Synopses & Reviews
Since the mid-1990s, the Internet has revolutionized popular expression in China, enabling users to organize, protest, and influence public opinion in unprecedented ways. Despite efforts to control these activities, online activism has been an agent of immense social change, allowing common citizens to disseminate content and openly challenge the authority of political and economic elites.
Guobin Yang's pioneering study follows the rise of this dynamic protest and the forces that keep it relevant and unique. Online activism encompasses an innovative range of rituals, genres, and styles, and state efforts to constrain it have only led to more creative acts of subversion. Internet businesses have encouraged these contentious activities, generating an unusual synergy between capitalism and civil organizations that sponsor critique. Based on ten years of meticulous research and grounded in theories of social movements and the public sphere, Yang's study emphasizes the mutual shaping of technology and society and highlights the important role of a transnational diaspora in the making of a Chinese Internet culture. In conclusion, Yang argues that online activism reflects important structural changes in contemporary China and points to a new era of informational politics.

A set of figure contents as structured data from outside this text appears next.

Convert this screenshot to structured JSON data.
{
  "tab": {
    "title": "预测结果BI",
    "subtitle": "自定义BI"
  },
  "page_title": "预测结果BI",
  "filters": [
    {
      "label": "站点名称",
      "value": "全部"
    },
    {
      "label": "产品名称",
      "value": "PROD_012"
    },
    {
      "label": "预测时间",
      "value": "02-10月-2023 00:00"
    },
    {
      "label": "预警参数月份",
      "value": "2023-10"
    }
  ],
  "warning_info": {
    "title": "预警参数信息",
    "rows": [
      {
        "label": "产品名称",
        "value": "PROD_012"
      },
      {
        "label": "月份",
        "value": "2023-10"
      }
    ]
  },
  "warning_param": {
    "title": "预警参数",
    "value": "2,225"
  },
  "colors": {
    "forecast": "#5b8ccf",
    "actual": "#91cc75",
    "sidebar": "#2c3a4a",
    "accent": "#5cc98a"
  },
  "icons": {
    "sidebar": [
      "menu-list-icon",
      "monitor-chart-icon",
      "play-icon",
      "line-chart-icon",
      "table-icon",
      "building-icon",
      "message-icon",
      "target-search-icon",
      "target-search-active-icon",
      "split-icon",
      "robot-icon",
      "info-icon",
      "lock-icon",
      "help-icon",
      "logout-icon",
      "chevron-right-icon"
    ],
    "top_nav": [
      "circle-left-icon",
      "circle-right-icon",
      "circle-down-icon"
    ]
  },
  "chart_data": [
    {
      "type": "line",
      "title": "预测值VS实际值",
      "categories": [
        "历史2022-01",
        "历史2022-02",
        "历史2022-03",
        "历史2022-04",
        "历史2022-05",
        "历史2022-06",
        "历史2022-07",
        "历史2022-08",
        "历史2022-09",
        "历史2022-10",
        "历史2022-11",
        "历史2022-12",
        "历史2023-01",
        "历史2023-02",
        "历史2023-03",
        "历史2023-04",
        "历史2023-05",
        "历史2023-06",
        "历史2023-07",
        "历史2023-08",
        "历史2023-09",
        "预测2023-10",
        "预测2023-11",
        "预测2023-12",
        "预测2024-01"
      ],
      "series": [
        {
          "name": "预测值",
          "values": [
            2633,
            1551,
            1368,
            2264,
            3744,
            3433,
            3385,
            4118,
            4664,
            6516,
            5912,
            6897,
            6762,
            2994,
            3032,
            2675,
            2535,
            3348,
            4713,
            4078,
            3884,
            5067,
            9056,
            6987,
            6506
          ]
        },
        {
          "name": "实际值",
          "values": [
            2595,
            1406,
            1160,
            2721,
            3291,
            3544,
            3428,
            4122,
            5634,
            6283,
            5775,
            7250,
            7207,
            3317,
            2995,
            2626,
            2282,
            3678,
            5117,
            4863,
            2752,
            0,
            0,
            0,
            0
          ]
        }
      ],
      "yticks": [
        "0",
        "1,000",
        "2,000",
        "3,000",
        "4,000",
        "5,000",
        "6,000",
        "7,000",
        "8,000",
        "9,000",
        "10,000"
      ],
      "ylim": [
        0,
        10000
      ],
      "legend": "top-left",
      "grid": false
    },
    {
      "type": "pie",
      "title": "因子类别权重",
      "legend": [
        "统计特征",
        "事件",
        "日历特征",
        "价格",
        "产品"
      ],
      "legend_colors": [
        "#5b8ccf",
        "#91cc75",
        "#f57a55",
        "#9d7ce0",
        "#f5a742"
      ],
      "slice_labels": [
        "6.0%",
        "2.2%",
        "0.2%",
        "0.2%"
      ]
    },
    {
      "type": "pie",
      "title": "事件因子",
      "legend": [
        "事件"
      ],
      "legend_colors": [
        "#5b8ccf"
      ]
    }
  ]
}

Since the mid-1990s, the Internet has revolutionized popular expression in China, enabling users to organize, protest, and influence public opinion in unprecedented ways. Guobin Yang's pioneering study maps an innovative range of contentious forms and practices linked to Chinese cyberspace, delineating a nuanced and dynamic image of the Chinese Internet as an arena for creativity, community, conflict, and control. Like many other contemporary protest forms in China and the world, Yang argues, Chinese online activism derives its methods and vitality from multiple and intersecting forces, and state efforts to constrain it have only led to more creative acts of subversion. Transnationalism and the tradition of protest in China's incipient civil society provide cultural and social resources to online activism. Even Internet businesses have encouraged contentious activities, generating an unusual synergy between commerce and activism. Yang's book weaves these strands together to create a vivid story of immense social change, indicating a new era of informational politics.